Alcohol consumption during pregnancy can expose the fetus to a group of conditions called fetal alcohol spectrum disorders. Babies born with fetal alcohol spectrum disorders could develop learning disabilities, behavioral problems or speech and language delays.
“Unfortunately, many pregnant women are unaware of the influence of alcohol on the fetus during pregnancy,” said lead author Patric Kienast, M.D., a Ph.D. student in the Department of Biomedical Imaging and Image-Guided Therapy, Division of Neuroradiology and Musculoskeletal Radiology at the Medical University of Vienna.
“Therefore, it is our responsibility not only to do the research but also to actively educate the public about the effects of alcohol on the fetus.”
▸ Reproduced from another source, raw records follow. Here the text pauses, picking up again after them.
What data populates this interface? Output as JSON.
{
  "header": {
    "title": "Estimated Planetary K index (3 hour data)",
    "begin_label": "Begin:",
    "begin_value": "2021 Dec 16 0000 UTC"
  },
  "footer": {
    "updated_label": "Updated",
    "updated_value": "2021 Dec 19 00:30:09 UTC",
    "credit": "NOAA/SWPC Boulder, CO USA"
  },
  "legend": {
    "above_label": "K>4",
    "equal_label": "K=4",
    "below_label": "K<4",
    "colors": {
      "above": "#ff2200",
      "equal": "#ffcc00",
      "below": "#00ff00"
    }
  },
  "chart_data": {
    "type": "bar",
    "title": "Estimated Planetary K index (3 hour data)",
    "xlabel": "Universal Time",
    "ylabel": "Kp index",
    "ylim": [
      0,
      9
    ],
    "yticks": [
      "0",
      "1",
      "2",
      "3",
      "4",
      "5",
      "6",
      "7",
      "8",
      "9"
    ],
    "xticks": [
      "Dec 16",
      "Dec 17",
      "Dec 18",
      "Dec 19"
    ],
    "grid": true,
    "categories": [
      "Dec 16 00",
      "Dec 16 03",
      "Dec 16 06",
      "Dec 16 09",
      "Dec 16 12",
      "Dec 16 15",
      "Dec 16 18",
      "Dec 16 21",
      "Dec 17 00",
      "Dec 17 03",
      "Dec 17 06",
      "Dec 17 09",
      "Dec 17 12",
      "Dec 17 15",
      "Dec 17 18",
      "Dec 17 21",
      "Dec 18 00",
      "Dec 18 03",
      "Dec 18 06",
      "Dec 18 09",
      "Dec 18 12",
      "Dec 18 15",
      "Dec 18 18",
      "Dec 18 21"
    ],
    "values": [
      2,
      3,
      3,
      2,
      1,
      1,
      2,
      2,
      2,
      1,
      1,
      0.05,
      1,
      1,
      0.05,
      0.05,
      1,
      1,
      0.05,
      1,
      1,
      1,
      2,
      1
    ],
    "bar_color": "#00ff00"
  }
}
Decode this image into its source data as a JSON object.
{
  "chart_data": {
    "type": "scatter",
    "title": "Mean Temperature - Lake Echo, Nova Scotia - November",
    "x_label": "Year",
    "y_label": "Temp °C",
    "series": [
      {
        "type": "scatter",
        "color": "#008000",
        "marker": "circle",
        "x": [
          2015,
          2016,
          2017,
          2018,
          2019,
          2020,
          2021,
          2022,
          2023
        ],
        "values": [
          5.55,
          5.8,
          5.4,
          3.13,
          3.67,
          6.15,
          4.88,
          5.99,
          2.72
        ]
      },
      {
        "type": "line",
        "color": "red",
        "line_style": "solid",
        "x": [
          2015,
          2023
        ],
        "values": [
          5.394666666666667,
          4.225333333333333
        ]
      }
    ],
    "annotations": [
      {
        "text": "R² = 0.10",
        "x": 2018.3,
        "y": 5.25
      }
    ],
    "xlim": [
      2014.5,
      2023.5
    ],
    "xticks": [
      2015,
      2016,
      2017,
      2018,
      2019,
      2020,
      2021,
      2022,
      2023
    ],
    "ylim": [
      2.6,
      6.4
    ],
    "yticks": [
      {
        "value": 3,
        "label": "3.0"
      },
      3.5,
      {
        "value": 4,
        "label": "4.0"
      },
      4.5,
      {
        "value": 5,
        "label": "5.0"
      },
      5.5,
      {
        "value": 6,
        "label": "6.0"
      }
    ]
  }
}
For the study, researchers analyzed MRI exams of 24 fetuses with prenatal alcohol exposure. The fetuses were between 22 and 36 weeks of gestation at the time of MRI. Alcohol exposure was determined via anonymous surveys of the mothers.
The questionnaires used were the Pregnancy Risk Assessment Monitoring System (PRAMS), a surveillance project of the Centers for Disease Control and Prevention and health departments, and the T-ACE Screening Tool, a measurement tool of four questions that identify risk drinking.
In fetuses with alcohol exposure, the fetal total maturation score (fTMS) was significantly lower than in the age-matched controls, and the right superior temporal sulcus (STS) was shallower. The STS is involved in social cognition, audiovisual integration and language perception.